Nelle sale dal 12 dicembre, il film macedone “Dio è donna e si chiama Petrunya” denuncia il ruolo delle donne in una società limitante e maschilista

Firmato dalla regista macedone Teona Strugar Mitevska, “Dio è donna e si chiama Petrunya” è stato presentato al Berlinale 2019 e ha poi girato numerosi festival internazionali. Per la sua capacità di trattare temi rilevanti nel dibattito socio-politico, è nella rosa dei finalisti del Premio Lux, riconoscimento attribuito dal Parlamento Europeo.

È un film che tratta una tematica delicata, questo. E che ha la donna al centro. È un film al femminile o, meglio, un film che indaga il ruolo che le donne hanno in una società ancora patriarcale e maschilista.
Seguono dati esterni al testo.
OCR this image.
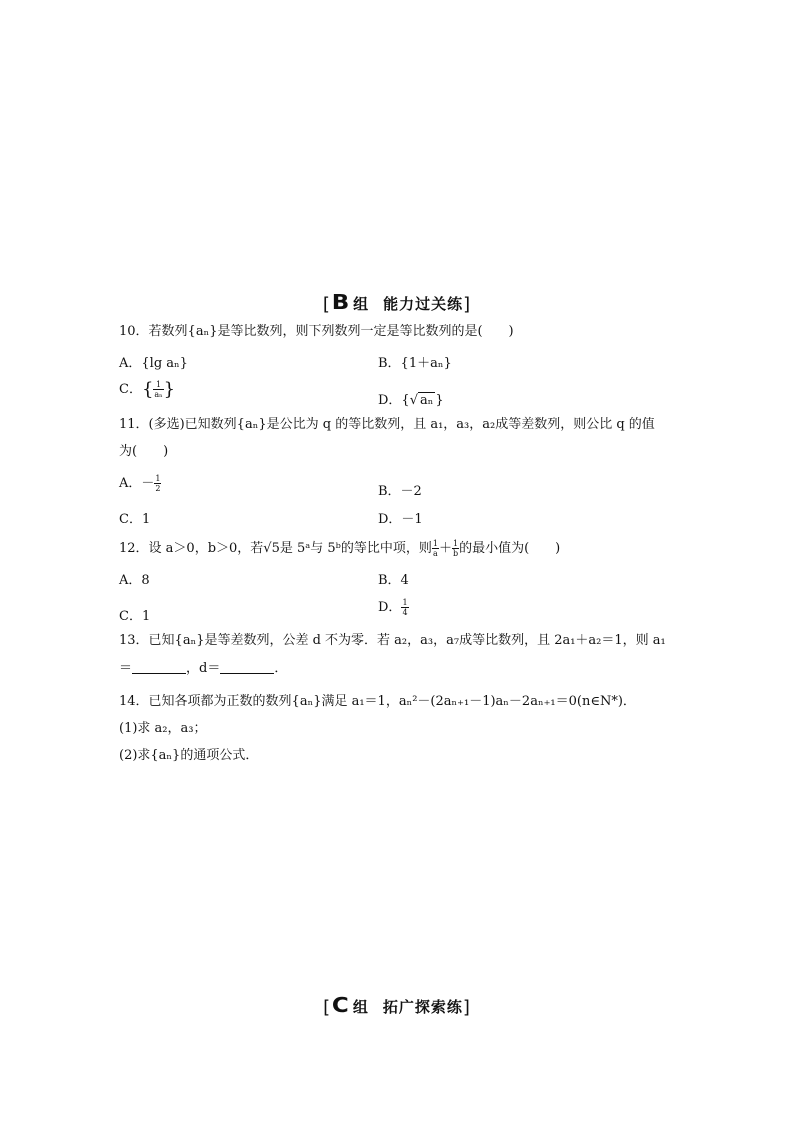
[B 组 能力过关练]
10．若数列{aₙ}是等比数列，则下列数列一定是等比数列的是(　　)
A．{lg aₙ}	B．{1＋aₙ}
C．{ $\frac{1}{\text{aₙ}}$ }
D．{√ aₙ }
11．(多选)已知数列{aₙ}是公比为 q 的等比数列，且 a₁，a₃，a₂成等差数列，则公比 q 的值
为(　　)
A．－ $\frac{1}{2}$	B．－2
C．1	D．－1
12．设 a＞0，b＞0，若√5是 5ᵃ与 5ᵇ的等比中项，则 $\frac{1}{a} + \frac{1}{b}$ 的最小值为(　　)
A．8	B．4
C．1
D． $\frac{1}{4}$
13．已知{aₙ}是等差数列，公差 d 不为零．若 a₂，a₃，a₇成等比数列，且 2a₁＋a₂＝1，则 a₁
＝	，d＝	．
14．已知各项都为正数的数列{aₙ}满足 a₁＝1，aₙ²－(2aₙ₊₁－1)aₙ－2aₙ₊₁＝0(n∈N*)．
(1)求 a₂，a₃；
(2)求{aₙ}的通项公式．
[C 组 拓广探索练]
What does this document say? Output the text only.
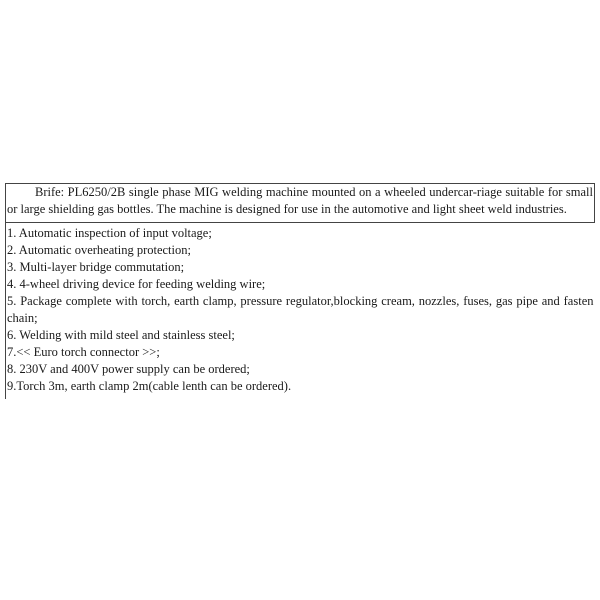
Brife: PL6250/2B single phase MIG welding machine mounted on a wheeled undercar-riage suitable for small or large shielding gas bottles. The machine is designed for use in the automotive and light sheet weld industries.

1. Automatic inspection of input voltage;
2. Automatic overheating protection;
3. Multi-layer bridge commutation;
4. 4-wheel driving device for feeding welding wire;
5. Package complete with torch, earth clamp, pressure regulator,blocking cream, nozzles, fuses, gas pipe and fasten chain;
6. Welding with mild steel and stainless steel;
7.<< Euro torch connector >>;
8. 230V and 400V power supply can be ordered;
9.Torch 3m, earth clamp 2m(cable lenth can be ordered).
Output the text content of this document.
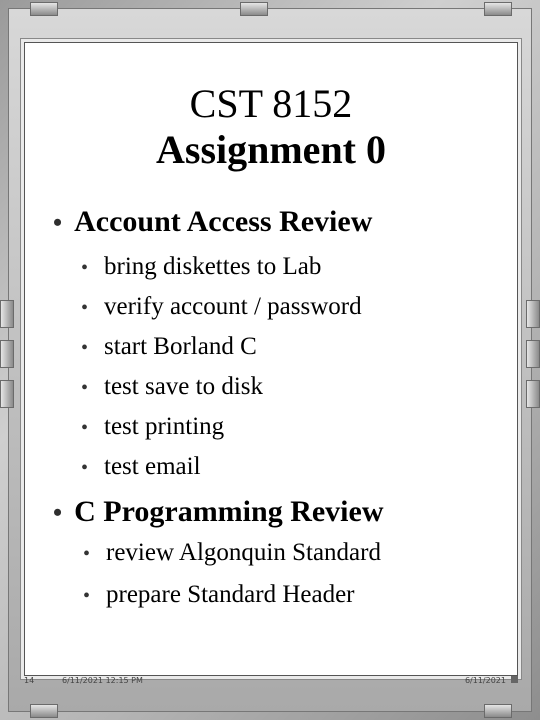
CST 8152
Assignment 0
• Account Access Review
• bring diskettes to Lab
• verify account / password
• start Borland C
• test save to disk
• test printing
• test email
• C Programming Review
• review Algonquin Standard
• prepare Standard Header
14	6/11/2021 12:15 PM	6/11/2021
“Dio è donna e si chiama Petrunya”: trama

Nelle sale dal 12 dicembre, “Dio è donna e si chiama Petrunya” racconta una vicenda che ha per protagonista Petrunya, una 32enne single e disoccupata costretta a vivere coi suoi genitori. Dopo l’ennesimo colloquio di lavoro fallito, la giovane si trova nel mezzo di una cerimonia religiosa che - nel villaggio di Stip - si ripete ogni anno.
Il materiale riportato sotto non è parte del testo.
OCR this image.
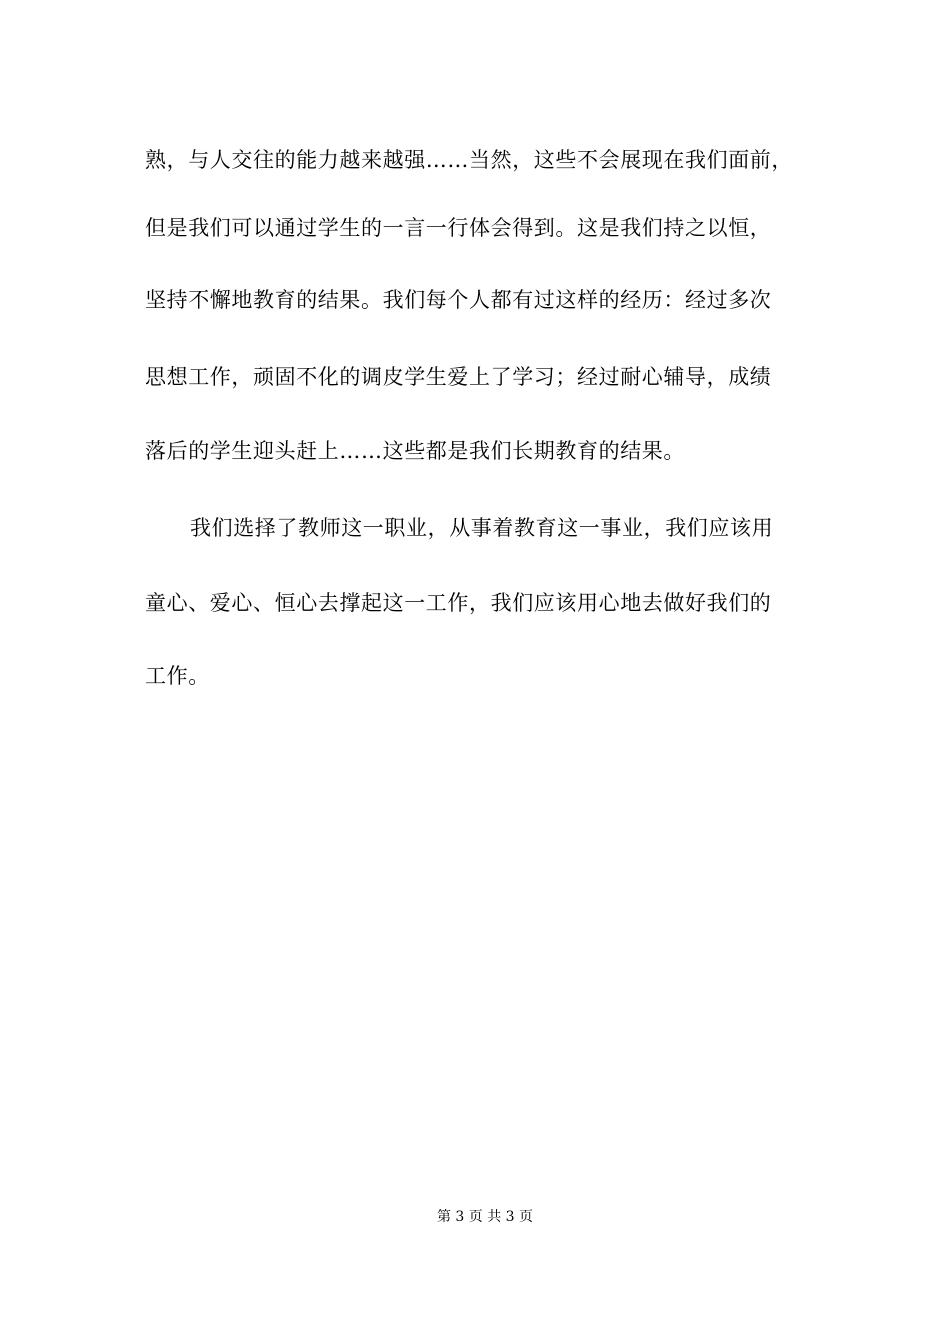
熟，与人交往的能力越来越强……当然，这些不会展现在我们面前，
但是我们可以通过学生的一言一行体会得到。这是我们持之以恒，
坚持不懈地教育的结果。我们每个人都有过这样的经历：经过多次
思想工作，顽固不化的调皮学生爱上了学习；经过耐心辅导，成绩
落后的学生迎头赶上……这些都是我们长期教育的结果。
我们选择了教师这一职业，从事着教育这一事业，我们应该用
童心、爱心、恒心去撑起这一工作，我们应该用心地去做好我们的
工作。
第 3 页 共 3 页
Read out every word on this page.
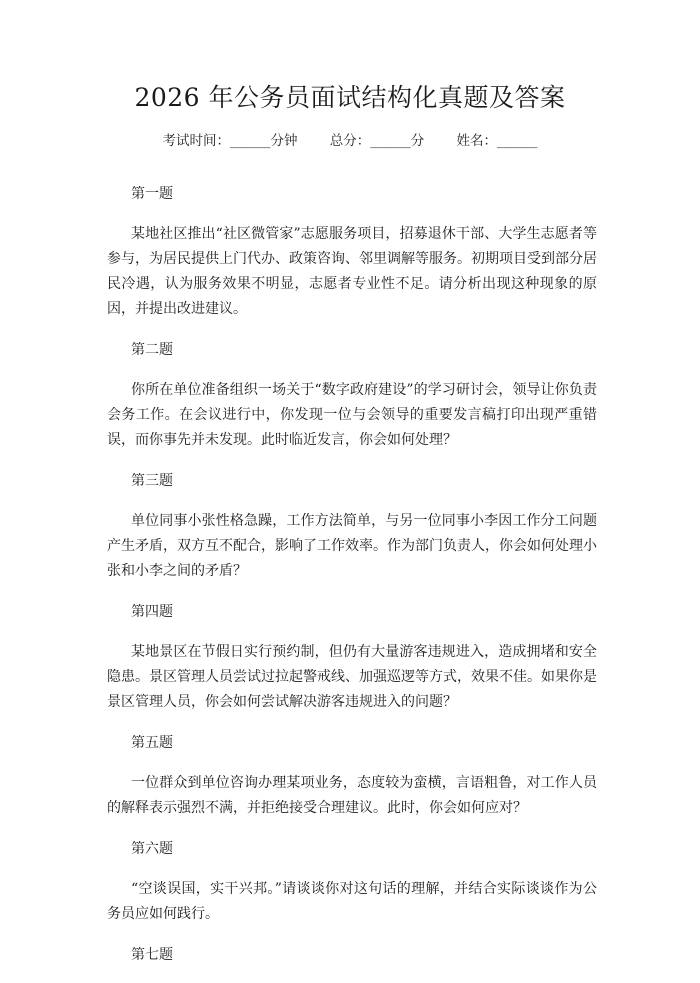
2026 年公务员面试结构化真题及答案
考试时间：______分钟 总分：______分 姓名：______
第一题
某地社区推出“社区微管家”志愿服务项目，招募退休干部、大学生志愿者等参与，为居民提供上门代办、政策咨询、邻里调解等服务。初期项目受到部分居民冷遇，认为服务效果不明显，志愿者专业性不足。请分析出现这种现象的原因，并提出改进建议。
第二题
你所在单位准备组织一场关于“数字政府建设”的学习研讨会，领导让你负责会务工作。在会议进行中，你发现一位与会领导的重要发言稿打印出现严重错误，而你事先并未发现。此时临近发言，你会如何处理？
第三题
单位同事小张性格急躁，工作方法简单，与另一位同事小李因工作分工问题产生矛盾，双方互不配合，影响了工作效率。作为部门负责人，你会如何处理小张和小李之间的矛盾？
第四题
某地景区在节假日实行预约制，但仍有大量游客违规进入，造成拥堵和安全隐患。景区管理人员尝试过拉起警戒线、加强巡逻等方式，效果不佳。如果你是景区管理人员，你会如何尝试解决游客违规进入的问题？
第五题
一位群众到单位咨询办理某项业务，态度较为蛮横，言语粗鲁，对工作人员的解释表示强烈不满，并拒绝接受合理建议。此时，你会如何应对？
第六题
“空谈误国，实干兴邦。”请谈谈你对这句话的理解，并结合实际谈谈作为公务员应如何践行。
第七题
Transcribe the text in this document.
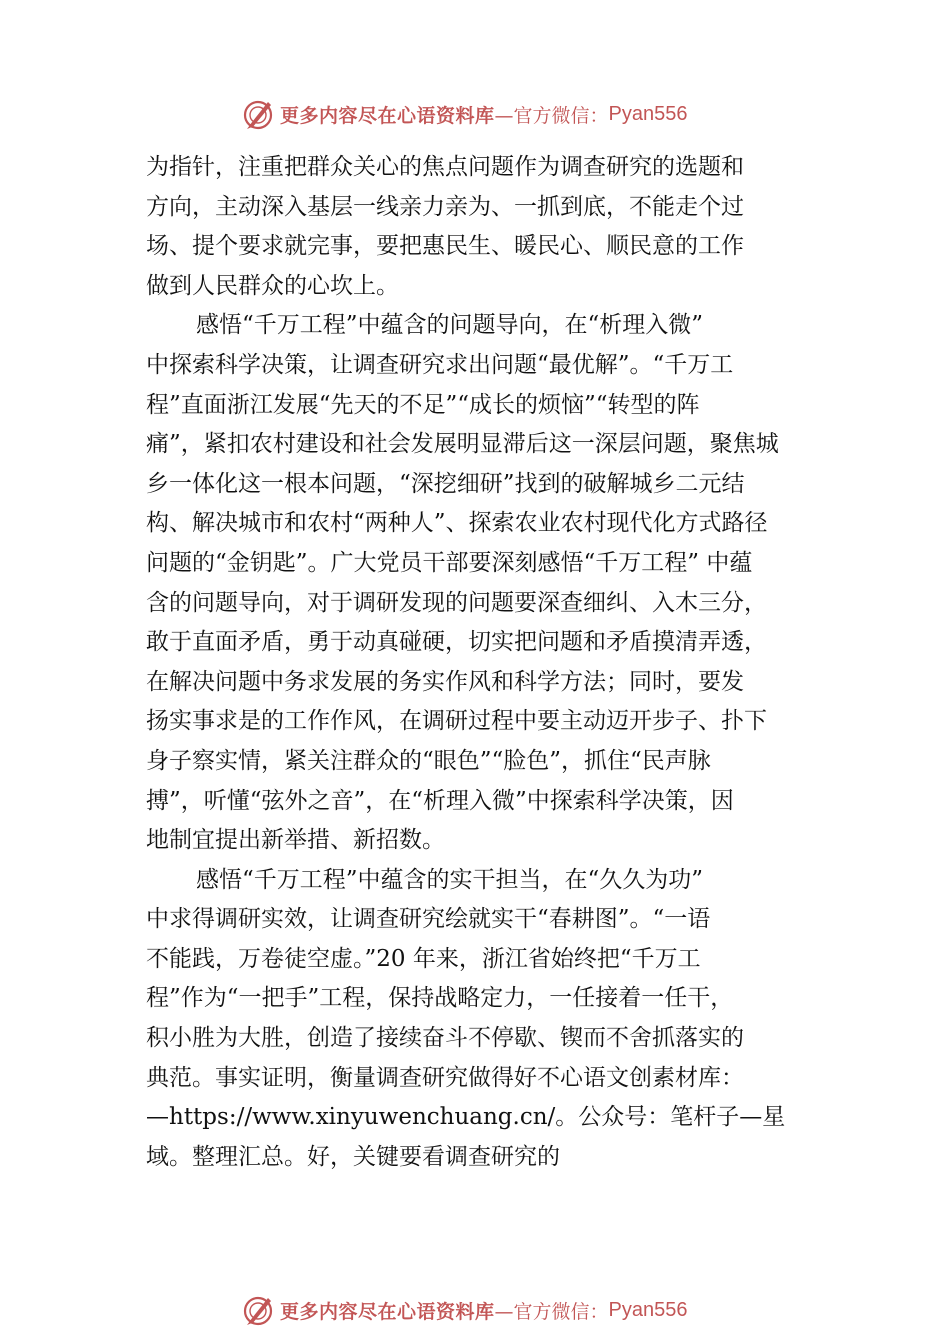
更多内容尽在心语资料库 —官方微信： Pyan556
为指针，注重把群众关心的焦点问题作为调查研究的选题和
方向，主动深入基层一线亲力亲为、一抓到底，不能走个过
场、提个要求就完事，要把惠民生、暖民心、顺民意的工作
做到人民群众的心坎上。
感悟“千万工程”中蕴含的问题导向，在“析理入微”
中探索科学决策，让调查研究求出问题“最优解”。“千万工
程”直面浙江发展“先天的不足”“成长的烦恼”“转型的阵
痛”，紧扣农村建设和社会发展明显滞后这一深层问题，聚焦城
乡一体化这一根本问题，“深挖细研”找到的破解城乡二元结
构、解决城市和农村“两种人”、探索农业农村现代化方式路径
问题的“金钥匙”。广大党员干部要深刻感悟“千万工程” 中蕴
含的问题导向，对于调研发现的问题要深查细纠、入木三分，
敢于直面矛盾，勇于动真碰硬，切实把问题和矛盾摸清弄透，
在解决问题中务求发展的务实作风和科学方法；同时，要发
扬实事求是的工作作风，在调研过程中要主动迈开步子、扑下
身子察实情，紧关注群众的“眼色”“脸色”，抓住“民声脉
搏”，听懂“弦外之音”，在“析理入微”中探索科学决策，因
地制宜提出新举措、新招数。
感悟“千万工程”中蕴含的实干担当，在“久久为功”
中求得调研实效，让调查研究绘就实干“春耕图”。“一语
不能践，万卷徒空虚。”20 年来，浙江省始终把“千万工
程”作为“一把手”工程，保持战略定力，一任接着一任干，
积小胜为大胜，创造了接续奋斗不停歇、锲而不舍抓落实的
典范。事实证明，衡量调查研究做得好不心语文创素材库：
—https://www.xinyuwenchuang.cn/。公众号：笔杆子—星
域。整理汇总。好，关键要看调查研究的
更多内容尽在心语资料库 —官方微信： Pyan556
È una cerimonia riservata agli uomini, quella a cui assiste. Una croce lignea viene gettata nel fiume e i partecipanti fanno a gara per recuperarla: chi la vince, secondo la credenza popolare, godrà di un anno di felicità e di prosperità. Così Petrunya - che a dispetto della sua condizione di disoccupata è laureata in Storia, ed è molto sveglia e intelligente - decide di sfidare gli uomini e di partecipare alla sfida, vincendo inaspettatamente la competizione. Tuttavia, nessuno dei partecipanti intende lasciare la croce nelle mani di una donna e la ragazza, durante la sua fuga, viene catturata dalla polizia locale, che la trattiene pur senza accusarla formalmente (alcuni video su YouTube provano infatti che la conquista della croce è avvenuta regolarmente).

In aiuto di Petrunya arriva una giornalista, che prova a farle riconquistare la libertà denunciando un sistema patriarcale, che impedisce alle donne di essere libere e di auto-affermarsi. Una volta libera, la giovane restituirà deliberatamente alla chiesa la croce. Una croce che, alla sua vita, sarà servita per davvero.
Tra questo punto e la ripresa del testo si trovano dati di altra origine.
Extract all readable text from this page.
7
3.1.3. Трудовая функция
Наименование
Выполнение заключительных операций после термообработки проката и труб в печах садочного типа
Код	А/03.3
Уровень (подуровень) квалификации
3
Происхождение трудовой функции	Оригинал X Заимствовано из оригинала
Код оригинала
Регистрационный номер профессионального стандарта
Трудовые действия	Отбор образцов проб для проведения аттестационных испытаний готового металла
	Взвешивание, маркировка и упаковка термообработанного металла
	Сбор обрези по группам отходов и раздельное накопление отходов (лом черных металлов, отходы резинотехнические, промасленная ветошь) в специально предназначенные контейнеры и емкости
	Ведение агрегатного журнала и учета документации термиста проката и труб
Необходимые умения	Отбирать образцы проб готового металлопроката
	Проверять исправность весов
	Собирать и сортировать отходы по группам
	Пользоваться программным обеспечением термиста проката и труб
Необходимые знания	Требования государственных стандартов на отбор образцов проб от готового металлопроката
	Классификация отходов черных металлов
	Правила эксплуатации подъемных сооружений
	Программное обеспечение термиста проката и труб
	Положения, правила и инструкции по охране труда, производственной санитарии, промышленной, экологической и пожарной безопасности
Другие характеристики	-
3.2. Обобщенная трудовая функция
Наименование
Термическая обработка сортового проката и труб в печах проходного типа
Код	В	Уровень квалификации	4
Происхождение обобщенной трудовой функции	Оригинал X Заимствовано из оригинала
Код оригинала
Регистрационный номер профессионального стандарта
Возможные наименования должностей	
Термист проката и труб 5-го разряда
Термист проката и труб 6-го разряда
“Dio è donna e si chiama Petrunya”: la donna al centro

Film femminile e femminista,  “Dio è donna e si chiama Petrunya” ha un che di kafkiano.

«Il cinema deve provocare, attaccare i tabù, porre delle domande. Crescendo mi sono posta molte volte la domanda se ci sarà mai un Papa donna e anche dove mai fosse scritto che Dio sia un uomo. Una volta sono riuscita ad avere un colloquio con un cardinale a Roma ed ero davvero molto emozionata. Quando ho chiesto però al cardinale se forse tra cinquant’anni poteva sedere sul trono del Vaticano una papessa, il cardinale ha cambiato tono. Mi ha detto che per le donne era diverso, che sono esseri che danno la vita, esseri speciali in altre forme. Insomma ha evitato di rispondermi», ha raccontato la regista. Che ha deciso che, nel suo film, Dio è decisamente donna.